An Unofficial Pytorch Implementation of MVSNet

MVSNet: Depth Inference for Unstructured Multi-view Stereo. Yao Yao, Zixin Luo, Shiwei Li, Tian Fang, Long Quan. ECCV 2018. MVSNet is a deep learning architecture for depth map inference from unstructured multi-view images.

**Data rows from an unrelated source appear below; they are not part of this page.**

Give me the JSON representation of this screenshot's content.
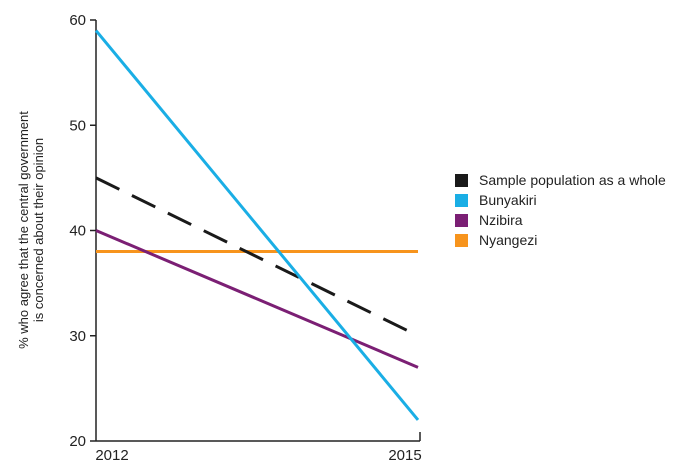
{
  "chart_data": {
    "type": "line",
    "x": [
      2012,
      2015
    ],
    "x_tick_labels": [
      "2012",
      "2015"
    ],
    "ylabel_lines": [
      "% who agree that the central government",
      "is concerned about their opinion"
    ],
    "ylim": [
      20,
      60
    ],
    "y_ticks": [
      20,
      30,
      40,
      50,
      60
    ],
    "grid": false,
    "legend_position": "right",
    "series": [
      {
        "name": "Sample population as a whole",
        "values": [
          45,
          30
        ],
        "color": "#1a1a1a",
        "dashed": true
      },
      {
        "name": "Bunyakiri",
        "values": [
          59,
          22
        ],
        "color": "#1aaee5",
        "dashed": false
      },
      {
        "name": "Nzibira",
        "values": [
          40,
          27
        ],
        "color": "#7b1f74",
        "dashed": false
      },
      {
        "name": "Nyangezi",
        "values": [
          38,
          38
        ],
        "color": "#f7941d",
        "dashed": false
      }
    ]
  }
}
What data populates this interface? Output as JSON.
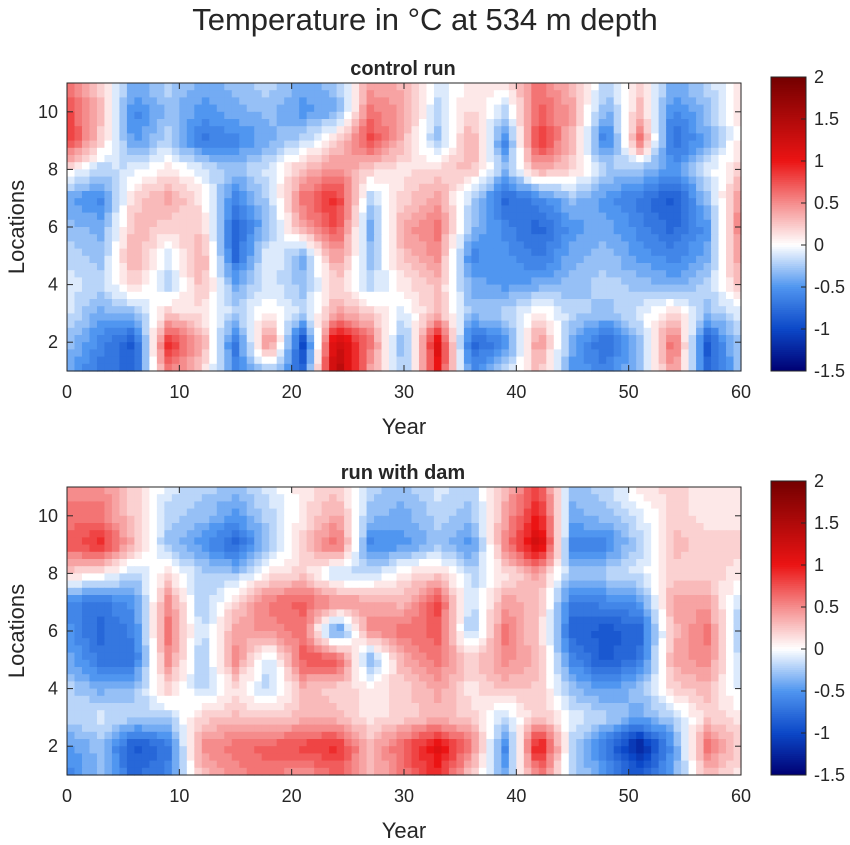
{
  "figure": {
    "title": "Temperature in °C at 534 m depth"
  },
  "chart_data": [
    {
      "type": "heatmap",
      "title": "control run",
      "xlabel": "Year",
      "ylabel": "Locations",
      "xlim": [
        0,
        60
      ],
      "ylim": [
        1,
        11
      ],
      "xticks": [
        "0",
        "10",
        "20",
        "30",
        "40",
        "50",
        "60"
      ],
      "yticks": [
        "2",
        "4",
        "6",
        "8",
        "10"
      ],
      "colorbar": {
        "min": -1.5,
        "max": 2,
        "ticks": [
          "2",
          "1.5",
          "1",
          "0.5",
          "0",
          "-0.5",
          "-1",
          "-1.5"
        ]
      },
      "x": [
        0,
        3,
        6,
        9,
        12,
        15,
        18,
        21,
        24,
        27,
        30,
        33,
        36,
        39,
        42,
        45,
        48,
        51,
        54,
        57,
        60
      ],
      "y": [
        1,
        2,
        3,
        4,
        5,
        6,
        7,
        8,
        9,
        10,
        11
      ],
      "z": [
        [
          -0.4,
          -0.7,
          -0.8,
          0.6,
          0.2,
          -0.6,
          -0.2,
          -0.8,
          1.5,
          0.4,
          -0.3,
          1.0,
          -0.6,
          -0.2,
          0.3,
          -0.5,
          -0.6,
          -0.3,
          0.5,
          -0.8,
          -0.3
        ],
        [
          -0.3,
          -0.6,
          -0.9,
          0.9,
          0.4,
          -0.7,
          0.6,
          -1.0,
          1.3,
          0.6,
          -0.4,
          1.1,
          -0.8,
          -0.6,
          0.5,
          -0.4,
          -0.8,
          -0.3,
          0.7,
          -0.9,
          -0.2
        ],
        [
          -0.1,
          -0.4,
          -0.3,
          0.2,
          0.1,
          -0.2,
          0.1,
          -0.2,
          0.4,
          0.2,
          -0.1,
          0.3,
          -0.3,
          -0.2,
          0.1,
          -0.2,
          -0.3,
          -0.1,
          0.2,
          -0.3,
          -0.1
        ],
        [
          -0.1,
          -0.2,
          0.2,
          -0.2,
          0.3,
          -0.4,
          -0.1,
          -0.3,
          0.2,
          -0.2,
          0.1,
          0.3,
          -0.4,
          -0.5,
          -0.4,
          -0.3,
          -0.2,
          -0.3,
          -0.4,
          -0.2,
          0.3
        ],
        [
          -0.2,
          -0.3,
          0.4,
          -0.1,
          0.4,
          -0.8,
          0.0,
          -0.4,
          0.5,
          -0.3,
          0.3,
          0.5,
          -0.6,
          -0.5,
          -0.7,
          -0.4,
          -0.3,
          -0.5,
          -0.6,
          -0.4,
          0.5
        ],
        [
          -0.3,
          -0.4,
          0.3,
          0.2,
          0.2,
          -0.8,
          -0.3,
          0.4,
          0.8,
          -0.4,
          0.4,
          0.6,
          -0.3,
          -0.6,
          -0.8,
          -0.5,
          -0.4,
          -0.6,
          -0.8,
          -0.5,
          0.6
        ],
        [
          -0.4,
          -0.6,
          0.2,
          0.4,
          0.1,
          -0.6,
          -0.2,
          0.6,
          0.9,
          -0.2,
          0.2,
          0.4,
          -0.2,
          -0.8,
          -0.6,
          -0.3,
          -0.5,
          -0.7,
          -0.9,
          -0.3,
          0.5
        ],
        [
          0.1,
          -0.2,
          -0.1,
          0.1,
          -0.1,
          -0.3,
          -0.1,
          0.3,
          0.5,
          0.2,
          0.1,
          0.2,
          0.3,
          -0.3,
          0.4,
          0.2,
          -0.2,
          -0.3,
          -0.5,
          -0.1,
          0.2
        ],
        [
          0.9,
          0.2,
          -0.5,
          -0.2,
          -0.7,
          -0.6,
          -0.4,
          -0.2,
          0.2,
          0.8,
          0.3,
          -0.3,
          0.4,
          -0.6,
          0.9,
          0.3,
          -0.7,
          0.6,
          -0.8,
          -0.4,
          0.1
        ],
        [
          0.8,
          0.3,
          -0.6,
          -0.3,
          -0.5,
          -0.4,
          -0.3,
          -0.5,
          -0.4,
          0.6,
          0.4,
          -0.2,
          0.2,
          -0.2,
          0.7,
          0.4,
          -0.4,
          0.3,
          -0.6,
          -0.3,
          0.1
        ],
        [
          0.6,
          0.2,
          -0.4,
          -0.2,
          -0.4,
          -0.3,
          -0.2,
          -0.4,
          -0.3,
          0.4,
          0.3,
          -0.1,
          0.1,
          0.1,
          0.6,
          0.3,
          -0.2,
          0.2,
          -0.4,
          -0.2,
          0.1
        ]
      ]
    },
    {
      "type": "heatmap",
      "title": "run with dam",
      "xlabel": "Year",
      "ylabel": "Locations",
      "xlim": [
        0,
        60
      ],
      "ylim": [
        1,
        11
      ],
      "xticks": [
        "0",
        "10",
        "20",
        "30",
        "40",
        "50",
        "60"
      ],
      "yticks": [
        "2",
        "4",
        "6",
        "8",
        "10"
      ],
      "colorbar": {
        "min": -1.5,
        "max": 2,
        "ticks": [
          "2",
          "1.5",
          "1",
          "0.5",
          "0",
          "-0.5",
          "-1",
          "-1.5"
        ]
      },
      "x": [
        0,
        3,
        6,
        9,
        12,
        15,
        18,
        21,
        24,
        27,
        30,
        33,
        36,
        39,
        42,
        45,
        48,
        51,
        54,
        57,
        60
      ],
      "y": [
        1,
        2,
        3,
        4,
        5,
        6,
        7,
        8,
        9,
        10,
        11
      ],
      "z": [
        [
          -0.6,
          -0.3,
          -0.8,
          -0.6,
          0.3,
          0.5,
          0.6,
          0.4,
          0.7,
          0.3,
          0.6,
          0.9,
          0.2,
          -0.4,
          0.6,
          -0.2,
          -0.5,
          -0.9,
          -0.4,
          0.3,
          0.1
        ],
        [
          -0.5,
          -0.3,
          -0.9,
          -0.7,
          0.5,
          0.6,
          0.7,
          0.8,
          0.9,
          0.3,
          0.7,
          1.1,
          0.6,
          -0.6,
          1.1,
          -0.2,
          -0.7,
          -1.3,
          -0.5,
          0.6,
          0.2
        ],
        [
          -0.2,
          -0.1,
          -0.2,
          -0.2,
          0.2,
          0.3,
          0.2,
          0.3,
          0.3,
          0.1,
          0.2,
          0.3,
          0.2,
          -0.2,
          0.3,
          -0.1,
          -0.2,
          -0.4,
          -0.2,
          0.2,
          0.1
        ],
        [
          -0.2,
          -0.4,
          -0.3,
          0.2,
          -0.2,
          0.1,
          -0.2,
          0.3,
          0.2,
          0.1,
          0.2,
          0.4,
          0.1,
          0.3,
          0.2,
          -0.3,
          -0.5,
          -0.3,
          0.2,
          0.3,
          -0.1
        ],
        [
          -0.4,
          -0.7,
          -0.7,
          0.5,
          -0.3,
          0.5,
          -0.2,
          0.7,
          0.8,
          -0.4,
          0.4,
          0.6,
          0.2,
          0.5,
          0.3,
          -0.6,
          -0.9,
          -0.7,
          0.4,
          0.5,
          -0.2
        ],
        [
          -0.5,
          -0.8,
          -0.6,
          0.6,
          -0.2,
          0.4,
          0.5,
          0.6,
          -0.6,
          0.5,
          0.6,
          0.7,
          -0.3,
          0.6,
          0.2,
          -0.8,
          -0.9,
          -0.8,
          0.3,
          0.6,
          -0.3
        ],
        [
          -0.6,
          -0.7,
          -0.5,
          0.5,
          -0.3,
          0.2,
          0.6,
          0.7,
          0.5,
          0.4,
          0.3,
          0.8,
          -0.2,
          0.4,
          0.3,
          -0.7,
          -0.6,
          -0.5,
          0.4,
          0.4,
          -0.2
        ],
        [
          0.2,
          0.1,
          -0.2,
          0.1,
          -0.2,
          -0.3,
          0.1,
          0.2,
          -0.2,
          -0.2,
          0.1,
          0.2,
          -0.2,
          0.1,
          0.4,
          -0.3,
          -0.2,
          -0.1,
          0.2,
          0.2,
          0.1
        ],
        [
          0.7,
          0.9,
          0.3,
          -0.3,
          -0.5,
          -0.8,
          -0.3,
          0.2,
          0.7,
          -0.6,
          -0.5,
          -0.3,
          -0.5,
          0.5,
          1.3,
          -0.6,
          -0.6,
          -0.2,
          0.3,
          0.2,
          0.2
        ],
        [
          0.6,
          0.6,
          0.2,
          -0.2,
          -0.3,
          -0.5,
          -0.2,
          0.1,
          0.4,
          -0.3,
          -0.4,
          -0.2,
          -0.3,
          0.4,
          1.0,
          -0.4,
          -0.3,
          -0.1,
          0.2,
          0.1,
          0.1
        ],
        [
          0.5,
          0.5,
          0.2,
          -0.1,
          -0.2,
          -0.3,
          -0.1,
          0.1,
          0.2,
          -0.2,
          -0.3,
          -0.1,
          -0.2,
          0.3,
          0.8,
          -0.3,
          -0.2,
          0.1,
          0.2,
          0.1,
          0.1
        ]
      ]
    }
  ]
}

This is an unofficial Pytorch implementation of MVSNet

How to Use

Environment

  • python 3.6 (Anaconda)
  • pytorch 1.0.1

Training

  • Download the preprocessed DTU training data (Fixed training cameras, from Original MVSNet), and upzip it as the MVS_TRANING folder
  • in train.sh, set MVS_TRAINING as your training data path
  • create a logdir called checkpoints
  • Train MVSNet: ./train.sh

Testing

  • Download the preprocessed test data DTU testing data (from Original MVSNet) and unzip it as the DTU_TESTING folder, which should contain one cams folder, one images folder and one pair.txt file.
  • in test.sh, set DTU_TESTING as your testing data path and CKPT_FILE as your checkpoint file. You can also download my pretrained model.
  • Test MVSNet: ./test.sh

Fusion

in eval.py, I implemented a simple version of depth map fusion. Welcome contributions to improve the code.

Results on DTU

Acc. Comp. Overall.
MVSNet(D=256) 0.396 0.527 0.462
PyTorch-MVSNet(D=192) 0.4492 0.3796 0.4144

Due to the memory limit, we only train the model with D=192, the fusion code is also different from the original repo.